Gerrit Pape wrote: > On Wed, Feb 20, 2008 at 04:20:22PM -0800, Josh Triplett wrote: >> git-merge-index requires that if the -o and -q options appear, they >> must appear first in the argument list, and they must appear in that >> order. For example, "git merge-index -o merge-program -a" works, but >> "git merge-index merge-program -o -a" does not work. git-merge-index >> should allow the -o, -q, and -a options to appear anywhere on the >> command line. > > Hi Josh, AFAICS the behavior matches the documentation > > $ git-merge-index > usage: git-merge-index [-o] [-q] <merge-program> (-a | <filename>*) > $ > > Setting severity wishlist.
The same usage syntax in other programs does not imply an order to the
options. "man gcc" says:
gcc [-c|-S|-E] [-std=standard]
[-g] [-pg] [-Olevel]
[-Wwarn...] [-pedantic]
[-Idir...] [-Ldir...]
[-Dmacro[=defn]...] [-Umacro]
[-foption...] [-mmachine-option...]
[-o outfile] [EMAIL PROTECTED] infile...
Yet gcc accepts options in any order.
"man man" says:
man [-c|-w|-tZ] [-H[browser]] [-T[device]] [-X[dpi]] [-adhu7V] [-i|-I]

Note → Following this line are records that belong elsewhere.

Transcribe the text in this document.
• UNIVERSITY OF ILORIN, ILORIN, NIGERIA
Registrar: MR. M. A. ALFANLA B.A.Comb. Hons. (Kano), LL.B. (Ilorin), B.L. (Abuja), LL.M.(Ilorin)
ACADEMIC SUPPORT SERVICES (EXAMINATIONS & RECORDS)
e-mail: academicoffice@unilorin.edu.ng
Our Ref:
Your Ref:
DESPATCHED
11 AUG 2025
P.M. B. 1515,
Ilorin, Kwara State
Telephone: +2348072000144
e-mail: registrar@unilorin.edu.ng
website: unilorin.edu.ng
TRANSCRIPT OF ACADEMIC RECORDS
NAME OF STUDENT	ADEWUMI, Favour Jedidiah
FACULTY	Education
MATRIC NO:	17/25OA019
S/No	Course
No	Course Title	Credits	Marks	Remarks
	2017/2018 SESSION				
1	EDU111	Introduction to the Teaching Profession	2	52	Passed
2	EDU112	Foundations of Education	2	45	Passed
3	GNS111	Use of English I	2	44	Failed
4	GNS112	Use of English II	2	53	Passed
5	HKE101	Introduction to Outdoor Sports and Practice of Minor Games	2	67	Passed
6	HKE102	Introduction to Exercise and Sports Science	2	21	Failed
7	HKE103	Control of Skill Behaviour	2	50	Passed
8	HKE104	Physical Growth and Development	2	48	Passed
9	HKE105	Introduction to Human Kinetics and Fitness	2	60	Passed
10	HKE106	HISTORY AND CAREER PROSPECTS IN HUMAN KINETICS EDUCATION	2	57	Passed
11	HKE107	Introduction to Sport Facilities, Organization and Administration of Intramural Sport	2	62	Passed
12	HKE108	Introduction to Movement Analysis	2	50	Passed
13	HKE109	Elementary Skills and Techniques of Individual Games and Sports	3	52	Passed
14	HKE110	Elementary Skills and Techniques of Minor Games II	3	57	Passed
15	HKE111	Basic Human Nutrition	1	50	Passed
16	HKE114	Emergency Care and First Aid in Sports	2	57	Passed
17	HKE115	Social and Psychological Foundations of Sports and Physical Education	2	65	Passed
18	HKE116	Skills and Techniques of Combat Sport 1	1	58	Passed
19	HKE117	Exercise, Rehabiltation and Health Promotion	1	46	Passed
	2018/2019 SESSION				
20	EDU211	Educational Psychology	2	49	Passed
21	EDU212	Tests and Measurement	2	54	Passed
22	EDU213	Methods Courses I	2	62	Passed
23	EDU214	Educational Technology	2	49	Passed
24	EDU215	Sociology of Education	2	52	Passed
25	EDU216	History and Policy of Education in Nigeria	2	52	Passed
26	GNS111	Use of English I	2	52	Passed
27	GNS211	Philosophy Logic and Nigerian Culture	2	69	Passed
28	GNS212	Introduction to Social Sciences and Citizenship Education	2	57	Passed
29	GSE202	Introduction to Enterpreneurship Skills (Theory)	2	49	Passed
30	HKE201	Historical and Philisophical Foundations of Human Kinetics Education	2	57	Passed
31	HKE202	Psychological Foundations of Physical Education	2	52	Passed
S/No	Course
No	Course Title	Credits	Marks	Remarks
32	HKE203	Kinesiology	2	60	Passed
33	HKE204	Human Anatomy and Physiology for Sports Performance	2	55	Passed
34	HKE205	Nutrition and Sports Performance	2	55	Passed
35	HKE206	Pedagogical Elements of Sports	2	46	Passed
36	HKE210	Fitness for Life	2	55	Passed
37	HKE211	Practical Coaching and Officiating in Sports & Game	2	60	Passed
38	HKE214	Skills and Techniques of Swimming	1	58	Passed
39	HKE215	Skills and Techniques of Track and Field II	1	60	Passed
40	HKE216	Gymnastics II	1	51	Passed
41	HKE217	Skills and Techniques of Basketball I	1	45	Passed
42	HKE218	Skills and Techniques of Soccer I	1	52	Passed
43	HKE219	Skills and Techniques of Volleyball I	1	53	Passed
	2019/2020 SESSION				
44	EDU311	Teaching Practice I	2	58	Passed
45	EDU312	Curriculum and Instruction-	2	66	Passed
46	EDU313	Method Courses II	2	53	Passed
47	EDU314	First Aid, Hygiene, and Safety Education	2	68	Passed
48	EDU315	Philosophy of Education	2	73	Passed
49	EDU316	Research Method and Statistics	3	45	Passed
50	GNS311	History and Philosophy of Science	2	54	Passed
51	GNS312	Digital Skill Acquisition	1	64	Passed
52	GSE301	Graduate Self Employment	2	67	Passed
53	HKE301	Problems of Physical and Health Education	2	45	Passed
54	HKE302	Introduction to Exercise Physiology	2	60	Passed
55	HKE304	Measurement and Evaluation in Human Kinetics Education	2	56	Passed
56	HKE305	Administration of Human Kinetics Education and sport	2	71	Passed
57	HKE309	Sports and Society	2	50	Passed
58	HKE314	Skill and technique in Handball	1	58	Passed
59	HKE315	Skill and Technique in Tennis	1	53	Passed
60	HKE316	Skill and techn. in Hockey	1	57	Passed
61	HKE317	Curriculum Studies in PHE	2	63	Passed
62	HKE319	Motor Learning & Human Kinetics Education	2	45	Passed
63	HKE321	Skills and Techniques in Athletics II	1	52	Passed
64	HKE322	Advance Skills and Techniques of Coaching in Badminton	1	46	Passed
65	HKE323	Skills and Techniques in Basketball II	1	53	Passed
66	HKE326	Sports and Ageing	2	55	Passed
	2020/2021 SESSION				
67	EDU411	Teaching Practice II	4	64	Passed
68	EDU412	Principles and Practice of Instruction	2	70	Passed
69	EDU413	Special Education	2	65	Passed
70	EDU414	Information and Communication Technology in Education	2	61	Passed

[-m system[,...]] [-L locale] [-p string] [-C file] [-M path] [-P
pager] [-r prompt] [-S list] [-e extension] [--warnings [warnings]]
[[section] page ...] ...
Yet man accepts options in any order.
"man make" says:
make [ -f makefile ] [ options ] ... [ targets ] ...
Yet make accepts the -f option anywhere on the command line.